Thursday, August 13, 2015

One Week in Graduate School: Crazy Making

After graduating from Shepherd with a BS in Communication in May, I began my transition into a new life as a MA student and Graduate Teaching Assistant at West Virginia University. Last Thursday was my first day of orientation, so today marks one week in grad school.

If you're going to go to graduate school, know that nothing can prepare you for the experience. You will be incredibly stressed the entire time, and there is no longer such a thing as sleep. For this week, I had to read 19 scholarly research papers, with an average length of 15-20 pages, and write a research proposal. By next Tuesday, I'll need to read three more 20 page articles. The only other people I ever see are the other 12 people in the MA program, and we are practically required to be friends, as we all share an office. For comparison's sake, this would be like 6 people sharing Jason's office at Shepherd. We have 5 classes a semester, with each one requiring a ten page APA formatted paper, with one class also having three exams on top of such a paper. While doing this, my GTA duties include being the immediate supervisor of seven undergraduate teaching assistants (who are basically paper-graders that do what I say for 3 credits), running the gradebook for two sections of Introduction To Mass Media, totaling 350 students, and being present in my office six hours a week. I also have the great opportunity to give a guest lecture for one section of Introduction To Mass Media, which I will likely take up.

I'm not writing this to complain about how busy I am. On the contrary, I have never felt more fulfilled in my life. This is an incredibly challenging program, but it is a challenge that I can not wait to complete. I write this because some of you readers may be thinking about graduate school.

If you hate classes like Kevin's Media Studies, or Jason's Gender In Film classes, because of all the complex ideas and long writing assignments, grad school is probably not for you. If you love these courses, love writing APA papers, and want to learn how to do empirical, quantitative research (the work done in most classes at Shepherd, Kushin excluded, would be described as critical/rhetorical research), then WVU is a great program. In fact, there has been actual research done that suggests that WVU is the best Communication Studies university in the nation when analyzed by how much published research comes out of the school. Also, if you like producing media, graduate school doesn't really involve that, and you will not have time to do it on your own.

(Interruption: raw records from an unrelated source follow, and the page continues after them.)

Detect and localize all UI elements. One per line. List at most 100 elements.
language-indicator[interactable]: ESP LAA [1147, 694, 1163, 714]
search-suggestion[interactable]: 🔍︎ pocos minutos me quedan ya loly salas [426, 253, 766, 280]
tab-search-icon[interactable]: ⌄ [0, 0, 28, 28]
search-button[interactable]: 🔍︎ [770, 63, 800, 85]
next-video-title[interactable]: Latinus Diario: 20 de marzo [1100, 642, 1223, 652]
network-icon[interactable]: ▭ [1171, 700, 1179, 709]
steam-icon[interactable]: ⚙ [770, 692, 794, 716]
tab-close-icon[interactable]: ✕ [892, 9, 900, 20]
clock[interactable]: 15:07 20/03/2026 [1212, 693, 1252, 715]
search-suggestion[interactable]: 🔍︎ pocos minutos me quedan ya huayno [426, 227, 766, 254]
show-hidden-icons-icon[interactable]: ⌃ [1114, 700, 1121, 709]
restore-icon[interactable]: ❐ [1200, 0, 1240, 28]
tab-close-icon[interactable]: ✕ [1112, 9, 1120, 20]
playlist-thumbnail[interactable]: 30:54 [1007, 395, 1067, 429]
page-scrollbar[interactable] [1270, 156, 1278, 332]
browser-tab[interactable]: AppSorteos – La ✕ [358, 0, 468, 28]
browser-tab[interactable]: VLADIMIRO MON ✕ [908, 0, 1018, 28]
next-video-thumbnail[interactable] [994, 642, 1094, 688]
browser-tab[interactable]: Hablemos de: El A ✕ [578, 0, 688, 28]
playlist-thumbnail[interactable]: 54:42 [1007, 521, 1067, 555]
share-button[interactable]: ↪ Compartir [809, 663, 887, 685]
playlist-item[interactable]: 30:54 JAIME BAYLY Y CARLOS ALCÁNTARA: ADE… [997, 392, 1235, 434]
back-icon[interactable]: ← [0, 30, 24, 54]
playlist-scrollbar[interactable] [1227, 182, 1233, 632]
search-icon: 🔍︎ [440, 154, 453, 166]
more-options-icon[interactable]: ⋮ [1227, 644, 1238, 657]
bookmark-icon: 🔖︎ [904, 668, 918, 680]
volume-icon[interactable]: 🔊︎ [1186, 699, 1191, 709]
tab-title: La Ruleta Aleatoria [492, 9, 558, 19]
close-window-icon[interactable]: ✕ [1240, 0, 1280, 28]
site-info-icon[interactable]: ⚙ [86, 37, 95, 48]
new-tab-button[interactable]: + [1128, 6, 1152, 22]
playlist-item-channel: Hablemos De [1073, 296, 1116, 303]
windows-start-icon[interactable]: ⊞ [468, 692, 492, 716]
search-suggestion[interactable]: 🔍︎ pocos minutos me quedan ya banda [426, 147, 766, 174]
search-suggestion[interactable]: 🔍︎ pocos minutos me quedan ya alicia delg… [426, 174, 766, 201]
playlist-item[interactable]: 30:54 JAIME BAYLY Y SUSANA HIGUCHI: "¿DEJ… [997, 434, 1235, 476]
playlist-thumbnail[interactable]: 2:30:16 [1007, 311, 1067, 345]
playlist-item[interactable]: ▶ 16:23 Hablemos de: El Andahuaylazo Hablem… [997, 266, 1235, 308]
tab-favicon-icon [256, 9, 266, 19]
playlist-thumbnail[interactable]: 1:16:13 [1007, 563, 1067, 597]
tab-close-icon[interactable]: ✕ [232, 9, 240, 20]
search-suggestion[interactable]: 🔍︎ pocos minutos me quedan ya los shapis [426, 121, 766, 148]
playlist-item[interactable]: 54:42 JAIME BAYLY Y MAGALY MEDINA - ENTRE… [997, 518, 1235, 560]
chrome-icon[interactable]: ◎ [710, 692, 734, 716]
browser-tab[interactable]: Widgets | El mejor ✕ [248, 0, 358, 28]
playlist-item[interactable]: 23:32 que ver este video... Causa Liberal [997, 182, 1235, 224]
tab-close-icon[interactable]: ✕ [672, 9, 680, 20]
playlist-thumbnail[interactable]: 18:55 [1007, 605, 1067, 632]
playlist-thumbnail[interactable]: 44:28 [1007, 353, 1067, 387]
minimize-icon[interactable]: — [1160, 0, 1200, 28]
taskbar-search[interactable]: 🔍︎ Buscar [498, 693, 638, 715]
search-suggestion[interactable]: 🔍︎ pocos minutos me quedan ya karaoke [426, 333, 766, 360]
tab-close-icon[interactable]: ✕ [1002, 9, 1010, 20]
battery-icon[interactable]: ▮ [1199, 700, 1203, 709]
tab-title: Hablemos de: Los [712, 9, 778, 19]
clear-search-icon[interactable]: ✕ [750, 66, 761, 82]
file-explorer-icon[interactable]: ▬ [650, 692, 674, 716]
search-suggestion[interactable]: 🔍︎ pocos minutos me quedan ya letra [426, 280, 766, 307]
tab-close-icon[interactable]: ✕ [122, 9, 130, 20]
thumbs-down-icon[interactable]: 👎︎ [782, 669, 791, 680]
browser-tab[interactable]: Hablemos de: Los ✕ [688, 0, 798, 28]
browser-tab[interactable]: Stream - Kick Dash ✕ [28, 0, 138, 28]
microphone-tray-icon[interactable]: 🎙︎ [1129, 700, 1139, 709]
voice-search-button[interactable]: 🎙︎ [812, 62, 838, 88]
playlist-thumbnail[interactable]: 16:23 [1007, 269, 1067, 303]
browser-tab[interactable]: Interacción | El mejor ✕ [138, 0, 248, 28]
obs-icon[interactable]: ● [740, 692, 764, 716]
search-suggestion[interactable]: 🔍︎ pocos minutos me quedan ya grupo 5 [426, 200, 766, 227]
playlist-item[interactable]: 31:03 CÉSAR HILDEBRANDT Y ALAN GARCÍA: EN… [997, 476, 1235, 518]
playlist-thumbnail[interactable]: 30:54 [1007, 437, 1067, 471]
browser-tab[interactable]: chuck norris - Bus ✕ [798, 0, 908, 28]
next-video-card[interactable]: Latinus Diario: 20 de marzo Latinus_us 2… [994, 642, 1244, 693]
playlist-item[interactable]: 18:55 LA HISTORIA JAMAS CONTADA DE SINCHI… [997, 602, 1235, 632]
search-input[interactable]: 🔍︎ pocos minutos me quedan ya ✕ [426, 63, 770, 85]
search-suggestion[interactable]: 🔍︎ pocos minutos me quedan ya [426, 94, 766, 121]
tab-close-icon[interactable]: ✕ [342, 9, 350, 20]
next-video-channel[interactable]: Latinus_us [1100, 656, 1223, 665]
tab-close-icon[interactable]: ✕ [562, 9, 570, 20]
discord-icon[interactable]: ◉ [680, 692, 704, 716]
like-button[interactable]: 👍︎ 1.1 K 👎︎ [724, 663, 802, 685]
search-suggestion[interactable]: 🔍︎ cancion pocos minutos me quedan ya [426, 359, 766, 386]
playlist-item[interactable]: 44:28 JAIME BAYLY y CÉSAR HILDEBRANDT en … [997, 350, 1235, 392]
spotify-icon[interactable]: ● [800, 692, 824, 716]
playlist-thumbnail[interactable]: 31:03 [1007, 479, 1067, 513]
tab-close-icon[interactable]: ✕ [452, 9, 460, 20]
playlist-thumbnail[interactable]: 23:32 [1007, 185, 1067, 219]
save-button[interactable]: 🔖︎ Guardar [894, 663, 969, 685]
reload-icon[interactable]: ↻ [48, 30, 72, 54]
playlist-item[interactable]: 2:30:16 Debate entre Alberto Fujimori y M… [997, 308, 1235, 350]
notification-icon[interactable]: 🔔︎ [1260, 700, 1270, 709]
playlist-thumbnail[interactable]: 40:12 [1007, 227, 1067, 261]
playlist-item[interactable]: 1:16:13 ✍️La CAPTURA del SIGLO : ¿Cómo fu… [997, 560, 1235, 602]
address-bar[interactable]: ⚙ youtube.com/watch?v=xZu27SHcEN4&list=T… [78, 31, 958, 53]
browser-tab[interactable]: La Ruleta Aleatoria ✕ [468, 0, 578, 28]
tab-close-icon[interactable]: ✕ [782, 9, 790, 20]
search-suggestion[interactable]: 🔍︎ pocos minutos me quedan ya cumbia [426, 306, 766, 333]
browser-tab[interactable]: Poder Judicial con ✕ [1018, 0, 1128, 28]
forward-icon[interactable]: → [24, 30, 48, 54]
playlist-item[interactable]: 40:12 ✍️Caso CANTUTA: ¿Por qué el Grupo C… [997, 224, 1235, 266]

Kevin Williams once told me that when he got to his masters degree program, he realized he really knew nothing about what he had thought he knew everything about in Undergraduate. This is a statement that I would totally agree with. In fact, I probably know less today than I did on Monday, and if this blog is incoherent, being in one classroom from 9 am to 5 pm everyday for "hell week" is probably the reason. Next week will slow down considerably, but I will still be very busy.

So, to recap:

Go to grad school, you'll love the challenge and all the things you'll be learning!
Don't go to grad school, because Dr. Rold told me today that I'll stop being tired around Christmas.
Doing this much work is making me lose my mind.
I've learned more in this past week than I did in entire semesters of undergrad.

And, if you're far enough away from grad school time (you should start applying in November of your senior year of undergrad), take some of Kushin's classes, because that stuff that I completely missed out on at Shepherd would have been really helpful as background material.

Finally, go find a Comm Journal Article by Alan Goodboy, Scott Myers, or Melanie Booth-Butterfield and read it, regardless of whether you have interest in graduate school.

Seriously, right now. Get on Ebscohost and read "Funny Students Cope Better" by Melanie and Steven Booth-Butterfield and Melissa Wanzer. Go read "Instructional Dissent In the College Classroom" by Alan Goodboy. Go read "Perceived Aggressive Instructor Communication and Student State Motivation, Learning, and Satisfaction" by Scott Myers. This department has some amazing researchers on staff.

1 comment:

  1. Glad to see you finally happy! You're on the track for achieving your dreams!